Acting is a dreadfully undignified profession at the best of times without you making difficulties for yourself by lying in state in a glass coffin eight hours a day. The Maybe, you call it. Maybe not. Equity members fought for years for statutory working practices without you lying about doing still-life performance art while demonstrating a lofty indifference to the odd cheese sandwich or loo break.

Unless you are one of the handful who idle away their days turning down choice leading roles, actors spend their time waiting for the phone to ring. In terms of the number of roles available, it's far worse for women and, all in all, it's no life for a grown-up. Small wonder that actors turn to creating their own work, but tell me, Tilda, is this the answer?

Many of us have sat through dire solo shows devoted to the minor scribblings of Bloomsbury blue-stockings and if I ever have to sit through another piece based on the life and death of Sylvia Plath, I shall scream, but both these alternatives seem like dramatic manna from heaven in comparison. It may stretch your bladder, but I fail to see how it will stretch you as an actor.

Oh, I forgot. Despite winning a Best Actress award for your terrifyingly beautiful Queen Isabella in Derek Jarman's Edward II or stretching everyone's ideas of gender in Orlando or Manfred Karge's powerful Man to Man, you're not an actress. Silly me, you're "a performer" and most of what you do is "deeply autobiographical", which sheds an interesting light on your magnificently flouncing Lady Ottoline Morrel in Jarman's Wittgenstein.

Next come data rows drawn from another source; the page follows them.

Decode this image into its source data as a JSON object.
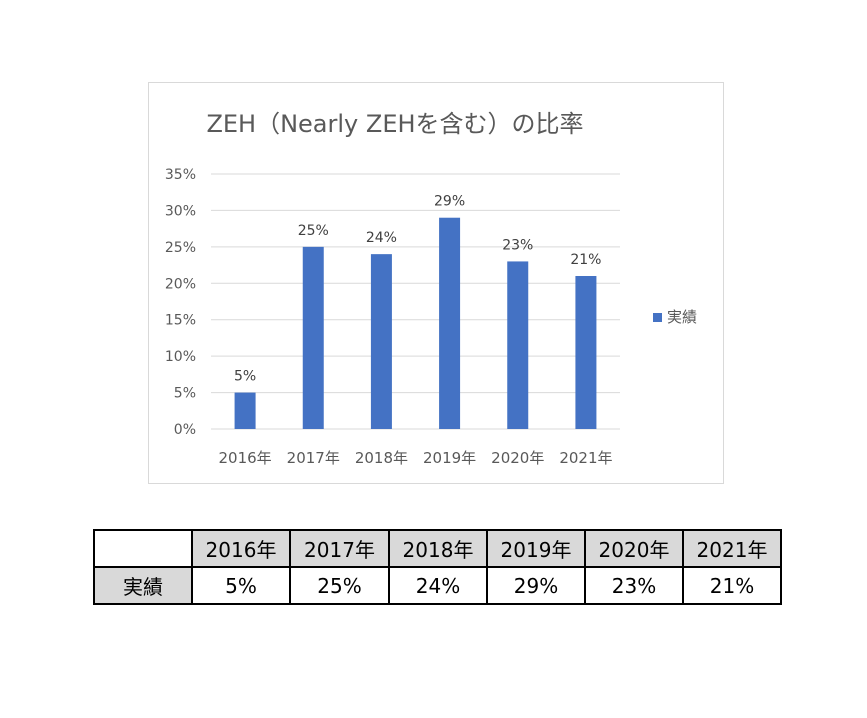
{
  "chart_data": {
    "type": "bar",
    "title": "ZEH（Nearly ZEHを含む）の比率",
    "categories": [
      "2016年",
      "2017年",
      "2018年",
      "2019年",
      "2020年",
      "2021年"
    ],
    "series": [
      {
        "name": "実績",
        "values": [
          5,
          25,
          24,
          29,
          23,
          21
        ],
        "data_labels": [
          "5%",
          "25%",
          "24%",
          "29%",
          "23%",
          "21%"
        ],
        "color": "#4472c4"
      }
    ],
    "ylim": [
      0,
      35
    ],
    "yticks": [
      0,
      5,
      10,
      15,
      20,
      25,
      30,
      35
    ],
    "ytick_labels": [
      "0%",
      "5%",
      "10%",
      "15%",
      "20%",
      "25%",
      "30%",
      "35%"
    ],
    "grid": true,
    "legend_position": "right"
  },
  "table": {
    "header": [
      "",
      "2016年",
      "2017年",
      "2018年",
      "2019年",
      "2020年",
      "2021年"
    ],
    "row_label": "実績",
    "row_values": [
      "5%",
      "25%",
      "24%",
      "29%",
      "23%",
      "21%"
    ]
  },
  "colors": {
    "bar": "#4472c4",
    "grid": "#d9d9d9",
    "axis_text": "#595959",
    "table_shade": "#d9d9d9"
  }
}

I saw one of your "performances". It was a special preview of Derek Jarman's The Garden, horribly early one morning. Prior to the screening, you and Derek sat at the side of the stage intoning the odd word to accompany what could loosely be described as "some dance" accompanied by a suitably impenetrable score. The cinema did a spectacular trade in snacks as the entire audience rediscovered the meaning of the word boredom. The net effect was to deal a death blow to the interestingly fragmented film. We'd already had our fill of fragmentary.

I can play post-modernism with the best of them and Snow White - the life and times of a woman who winds up in a glass casket - is a smart place to start. But don't you think you're going a bit too far? People will witter on about whether this is art but I, for one, do not care. Your press release tells us that it will be "a performance of epic proportions and contemplative beauty". It sounds to me like a waste of our time and your talent.